Conflit d’intérêt

Genève, le samedi 18 novembre 2022 – Le directeur général de l’OMS est particulièrement investi dans le règlement de la guerre au Tigré, la région d’où il est originaire.

C’est une guerre qui a fait plusieurs dizaines de milliers de morts et des millions de déplacés et qui est pourtant totalement occulté par les médias, tous concentrés sur le conflit en Ukraine. La guerre du Tigré ravage depuis deux ans cette région du nord de l’Ethiopie, favorisant famine et épidémies et charriant son lot de massacres et d’exactions. Sans entrer dans un cours de géopolitique de la corne de l’Afrique, rappelons que cette guerre oppose le gouvernement éthiopien dirigé par Abiy Ahmed (qui, comble de l’ironie, a reçu le Prix Nobel de la Paix en 2019) au Front de Libération du peuple du Tigré (FLPT).

Un parti politique et groupe armé qui compte parmi ses anciens membres…le Dr Tedros Adhanom Ghebreyesus, actuel directeur général de l’Organisation mondiale de la Santé (OMS).

Le cher pays de son enfance


Si le médecin éthiopien est né en 1965 à Asmara, actuel capitale de l’Erythrée (à l’époque encore partie intégrante de l’Empire d’Ethiopie), c’est bien dans la région du Tigré qu’il a passé son enfance. Sa thèse de médecine porte d’ailleurs sur la prolifération du paludisme dans cette région qui fut longtemps victime d’épidémie de malaria, de tuberculose et de rougeole.

C’est d’ailleurs cette maladie qui a emporté son frère à l’âge de seulement 4 ans. Un drame qui l’a poussé à épouser une carrière médicale. Mais c’est finalement par la politique qu’il se fait connaitre. En 2005, le Premier ministre éthiopien Meles Zenawi, chef du FLPT, le nomme ministre de la Santé. Ses succès dans la lutte contre le VIH et la tuberculose dans son pays lui permettront d’être élu à la tête de l’OMS en 2017.

Depuis, le directeur de l’instance onusienne, utilise son influence pour tenter de mettre la lumière sur le conflit oublié qui ravage le pays de son enfance. En avril dernier, il s’était ému de la surmédiatisation du conflit ukrainien par apport aux guerres en cours au Yémen, en Syrie et donc en Ethiopie et constatait amèrement que le monde « ne prêtait pas le même degré d’attention aux vies des Noirs et à celle des blancs » et que « certains sont plus égaux que d’autres », paraphrasant ainsi George Orwell. Le 19 octobre dernier, il a même évoqué le risque que l’armée éthiopienne commette un « génocide » au Tigré.
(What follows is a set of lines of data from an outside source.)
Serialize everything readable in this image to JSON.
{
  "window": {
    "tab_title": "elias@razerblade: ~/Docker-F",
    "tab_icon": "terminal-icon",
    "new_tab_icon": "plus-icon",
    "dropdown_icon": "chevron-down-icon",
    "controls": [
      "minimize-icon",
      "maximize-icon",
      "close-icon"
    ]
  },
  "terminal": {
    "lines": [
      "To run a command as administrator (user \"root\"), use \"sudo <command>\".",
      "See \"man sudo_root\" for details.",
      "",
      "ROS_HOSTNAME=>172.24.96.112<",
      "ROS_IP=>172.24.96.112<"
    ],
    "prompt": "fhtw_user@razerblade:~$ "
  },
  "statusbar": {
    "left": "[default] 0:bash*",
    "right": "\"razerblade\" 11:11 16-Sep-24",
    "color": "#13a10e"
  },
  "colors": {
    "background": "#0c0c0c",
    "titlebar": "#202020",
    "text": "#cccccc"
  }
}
« La pire crise humanitaire dans le monde »


Le Dr Tedros reconnait lui-même qu’il a parfois bien du mal à ne pas faire intervenir son histoire personnelle dans son rôle en principe indépendant de directeur de l’OMS. « Oui, je suis originaire du Tigré et oui cela m’affecte personnellement, je ne prétends pas le contraire, la plupart de mes proches se trouvent dans les zones les plus touchées, plus de 90 % d’entre eux » a-t-il rappelé. « Je veux leur envoyer de l’argent, mais je ne peux pas, ils meurent de faim, je le sais et je ne peux pas les aider, je ne sais même pas qui est mort ou qui est vivant » a-t-il lancé plein d’émotion en évoquant sa famille.
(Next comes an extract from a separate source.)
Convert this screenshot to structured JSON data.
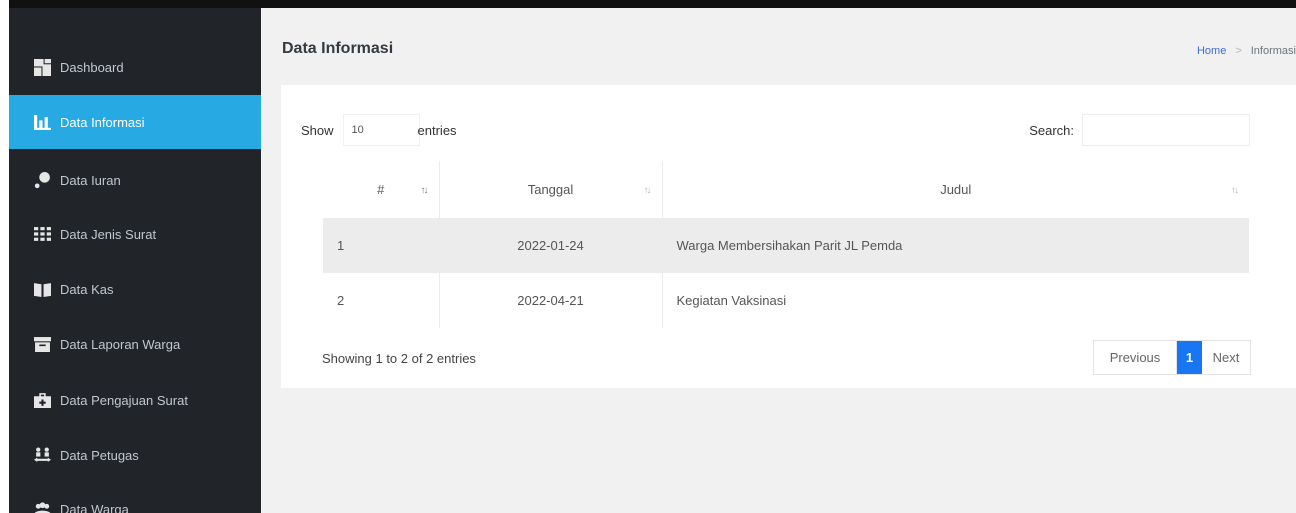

Un conflit d’intérêt qui n’est pas du goût de tout le monde. Le gouvernement éthiopien, qui mène le conflit contre le FLPT, accuse ainsi l’ancien ministre « d’utiliser son poste pour faire avancer ses intérêts politiques personnels au détriment des intérêts de l’Ethiopie » et a demandé que l’OMS enquête sur les interférences de son directeur dans la guerre. Des critiques qui n’ont pas empêché le Dr Tedros d’être réélu à la tête de l’organisation onusienne en mai dernier.

C’est avec soulagement que le directeur de l’OMS a salué le cessez-le-feu entre les belligérants ce 3 novembre et la signature d’un accord de paix entre le gouvernement et le FLPT samedi dernier. Il espère désormais que la fin des combats permettra d’acheminer nourriture et médicaments dans la région de son enfance, qui subit selon lui « la pire crise humanitaire dans le monde ».